2FG7 vs RG2 — which 2-finger gripper for pick-and-place?
Both are 2-finger electric parallel grippers, but they target different applications. The 2FG7 is a sealed compact gripper rated 7 kg force-fit / 11 kg form-fit with a 38 mm stroke, 20–140 N gripping force (16–450 mm/s gripping speed), ±0.1 mm repeatability, IP67, and a built-in force sensor in one finger for grip detection and feedback. It's designed for harsh manufacturing conditions including CNC and cleanroom. The 2FG7 ships with a choice of two bellows: Standard (NBR) for CNC mineral-oil environments, or ESD/Cleanroom (Silicone) which qualifies the gripper for ISO Class 5 cleanroom and ESD-safe operation (10⁵–10⁹ Ohm). Gear grease is FDA 21 CFR 178.3570 approved for incidental food contact. The RG2 is a more flexible gripper rated 2 kg force-fit / 5 kg form-fit with a much wider 110 mm stroke, lighter gripping force (3–40 N), IP54, and supports X-Shape and 50/100 mm extension fingertips for tight-space picking. Rule of thumb: 2FG7 for harsh-environment, CNC, cleanroom, or ESD-sensitive picking with smaller parts; RG2 for variable part sizes or applications needing wide-stroke fingertip customization.

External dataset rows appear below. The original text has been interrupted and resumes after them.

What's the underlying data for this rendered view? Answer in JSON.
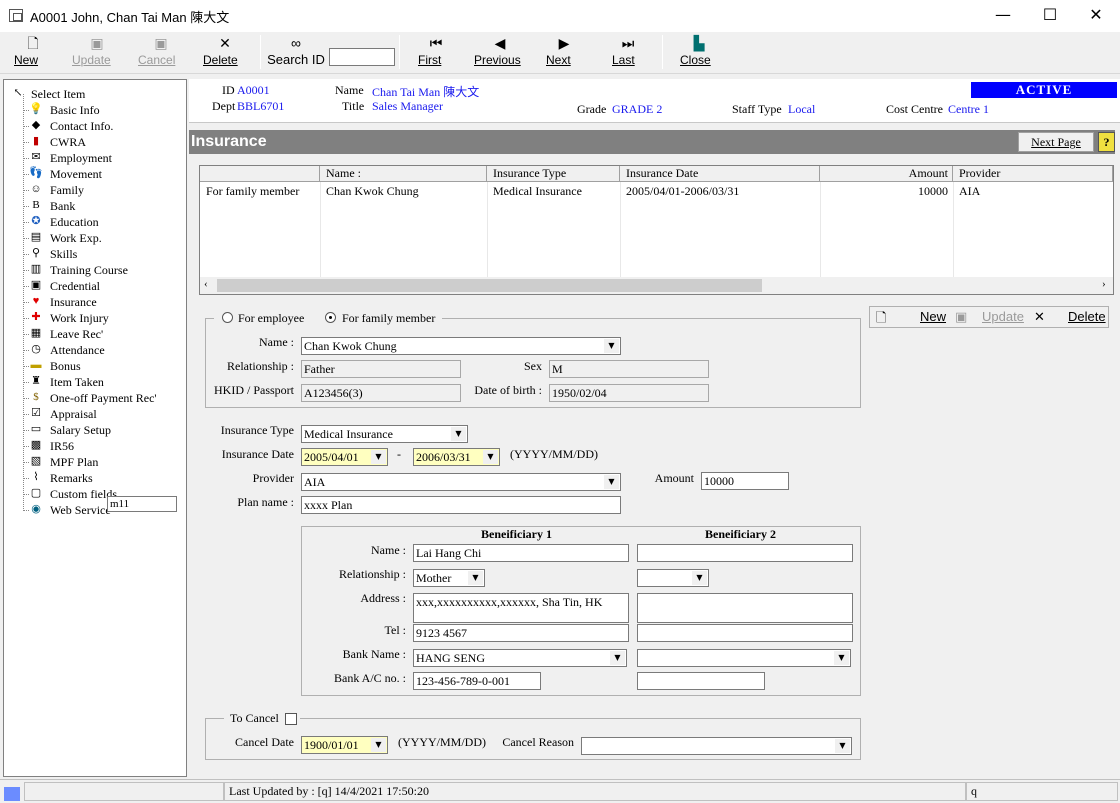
{
  "window": {
    "title": "A0001 John, Chan Tai Man 陳大文"
  },
  "toolbar": {
    "new": "New",
    "update": "Update",
    "cancel": "Cancel",
    "delete": "Delete",
    "search_id": "Search ID",
    "search_value": "",
    "first": "First",
    "previous": "Previous",
    "next": "Next",
    "last": "Last",
    "close": "Close"
  },
  "tree": {
    "root": "Select Item",
    "items": [
      {
        "label": "Basic Info",
        "icon": "lightbulb-icon",
        "glyph": "💡"
      },
      {
        "label": "Contact Info.",
        "icon": "contact-icon",
        "glyph": "◆"
      },
      {
        "label": "CWRA",
        "icon": "book-icon",
        "glyph": "▮"
      },
      {
        "label": "Employment",
        "icon": "envelope-icon",
        "glyph": "✉"
      },
      {
        "label": "Movement",
        "icon": "footprint-icon",
        "glyph": "👣"
      },
      {
        "label": "Family",
        "icon": "family-icon",
        "glyph": "☺"
      },
      {
        "label": "Bank",
        "icon": "bank-icon",
        "glyph": "B"
      },
      {
        "label": "Education",
        "icon": "education-icon",
        "glyph": "✪"
      },
      {
        "label": "Work Exp.",
        "icon": "document-icon",
        "glyph": "▤"
      },
      {
        "label": "Skills",
        "icon": "magnifier-icon",
        "glyph": "⚲"
      },
      {
        "label": "Training Course",
        "icon": "training-icon",
        "glyph": "▥"
      },
      {
        "label": "Credential",
        "icon": "credential-icon",
        "glyph": "▣"
      },
      {
        "label": "Insurance",
        "icon": "heart-icon",
        "glyph": "♥"
      },
      {
        "label": "Work Injury",
        "icon": "cross-icon",
        "glyph": "✚"
      },
      {
        "label": "Leave Rec'",
        "icon": "calendar-icon",
        "glyph": "▦"
      },
      {
        "label": "Attendance",
        "icon": "clock-icon",
        "glyph": "◷"
      },
      {
        "label": "Bonus",
        "icon": "bonus-icon",
        "glyph": "▬"
      },
      {
        "label": "Item Taken",
        "icon": "item-icon",
        "glyph": "♜"
      },
      {
        "label": "One-off Payment Rec'",
        "icon": "dollar-icon",
        "glyph": "$"
      },
      {
        "label": "Appraisal",
        "icon": "checklist-icon",
        "glyph": "☑"
      },
      {
        "label": "Salary Setup",
        "icon": "salary-icon",
        "glyph": "▭"
      },
      {
        "label": "IR56",
        "icon": "ir56-icon",
        "glyph": "▩"
      },
      {
        "label": "MPF Plan",
        "icon": "mpf-icon",
        "glyph": "▧"
      },
      {
        "label": "Remarks",
        "icon": "paperclip-icon",
        "glyph": "⌇"
      },
      {
        "label": "Custom fields",
        "icon": "custom-icon",
        "glyph": "▢"
      },
      {
        "label": "Web Service",
        "icon": "globe-icon",
        "glyph": "◉"
      }
    ],
    "edit_value": "m11"
  },
  "header": {
    "id_label": "ID",
    "id_value": "A0001",
    "dept_label": "Dept",
    "dept_value": "BBL6701",
    "name_label": "Name",
    "name_value": "Chan Tai Man 陳大文",
    "title_label": "Title",
    "title_value": "Sales Manager",
    "grade_label": "Grade",
    "grade_value": "GRADE 2",
    "staff_type_label": "Staff Type",
    "staff_type_value": "Local",
    "cost_centre_label": "Cost Centre",
    "cost_centre_value": "Centre 1",
    "status": "ACTIVE"
  },
  "section": {
    "title": "Insurance",
    "next_page": "Next Page",
    "help": "?"
  },
  "grid": {
    "columns": [
      "",
      "Name :",
      "Insurance Type",
      "Insurance Date",
      "Amount",
      "Provider"
    ],
    "rows": [
      [
        "For family member",
        "Chan Kwok Chung",
        "Medical Insurance",
        "2005/04/01-2006/03/31",
        "10000",
        "AIA"
      ]
    ]
  },
  "form": {
    "for_employee": "For employee",
    "for_family": "For family member",
    "name_label": "Name :",
    "name_value": "Chan Kwok Chung",
    "relationship_label": "Relationship :",
    "relationship_value": "Father",
    "sex_label": "Sex",
    "sex_value": "M",
    "hkid_label": "HKID / Passport",
    "hkid_value": "A123456(3)",
    "dob_label": "Date of birth :",
    "dob_value": "1950/02/04",
    "ins_type_label": "Insurance Type",
    "ins_type_value": "Medical Insurance",
    "ins_date_label": "Insurance Date",
    "ins_date_from": "2005/04/01",
    "ins_date_dash": "-",
    "ins_date_to": "2006/03/31",
    "date_format": "(YYYY/MM/DD)",
    "provider_label": "Provider",
    "provider_value": "AIA",
    "amount_label": "Amount",
    "amount_value": "10000",
    "plan_label": "Plan name :",
    "plan_value": "xxxx Plan"
  },
  "beneficiary": {
    "b1_title": "Beneificiary 1",
    "b2_title": "Beneificiary 2",
    "name_label": "Name :",
    "relationship_label": "Relationship :",
    "address_label": "Address :",
    "tel_label": "Tel :",
    "bank_name_label": "Bank Name :",
    "bank_ac_label": "Bank A/C no. :",
    "b1_name": "Lai Hang Chi",
    "b1_relationship": "Mother",
    "b1_address": "xxx,xxxxxxxxxx,xxxxxx, Sha Tin, HK",
    "b1_tel": "9123 4567",
    "b1_bank_name": "HANG SENG",
    "b1_bank_ac": "123-456-789-0-001",
    "b2_name": "",
    "b2_relationship": "",
    "b2_address": "",
    "b2_tel": "",
    "b2_bank_name": "",
    "b2_bank_ac": ""
  },
  "cancel_section": {
    "to_cancel_label": "To Cancel",
    "cancel_date_label": "Cancel Date",
    "cancel_date_value": "1900/01/01",
    "date_format": "(YYYY/MM/DD)",
    "cancel_reason_label": "Cancel Reason",
    "cancel_reason_value": ""
  },
  "right_toolbar": {
    "new": "New",
    "update": "Update",
    "delete": "Delete"
  },
  "status_bar": {
    "last_updated": "Last Updated by : [q]  14/4/2021 17:50:20",
    "user": "q"
  }
}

When should I use the 3FG15 instead of a 2-finger gripper?
Whenever the part is cylindrical or round. The 3FG15 grips with three contact points instead of two, which auto-centers cylindrical workpieces (shafts, machined rounds, bottles, jars) and gives a more stable grip than a 2-finger parallel gripper would on the same part. Specs: 15 kg payload, 10–240 N gripping force, 20–150 mm grip range, supports both external (force-fit) and internal (form-fit) gripping, IP67. The 3FG15 is the standard choice for CNC lathe tending — the auto-centering means precise placement into the lathe chuck without programming complex orientation moves. For non-cylindrical parts, the 2FG7 or RG2 family is usually a better fit.
When does the MG10 magnetic gripper beat vacuum?
Three scenarios. (1) Perforated or porous metal sheets — vacuum can't seal on a perforated panel or punched sheet, but a magnet doesn't care about holes. (2) Dusty or abrasive surfaces — vacuum cups clog and wear quickly in foundry, machining, and stamping environments; the MG10 has nothing to clog. (3) Destacking thin sheets — the MG10's 10-step magnetism control can be tuned to lift exactly one thin sheet at a time, which vacuum struggles with. The MG10 delivers 300 N pulling force with a built-in proximity sensor for part detection, maintains grip on power loss, and is IP67 rated. Payload depends on orientation and contact configuration: up to 10 kg with all four fingers in contact and the workpiece parallel to the ground; about 3.4 kg perpendicular; 2.8 kg with the protective pads attached; 4.1 kg for cylindrical workpieces using the supplied fingertips (20–65 mm diameter range). Workpiece needs to be at least 65.4 × 65.4 mm to achieve full magnetic force. The MG10 only works on materials containing iron, cobalt, or nickel — pure aluminum, copper, brass, and most non-magnetic stainless grades won't grip. 304/316 stainless varies in magnetic permeability depending on heat treatment, so test-grip your specific alloy before committing.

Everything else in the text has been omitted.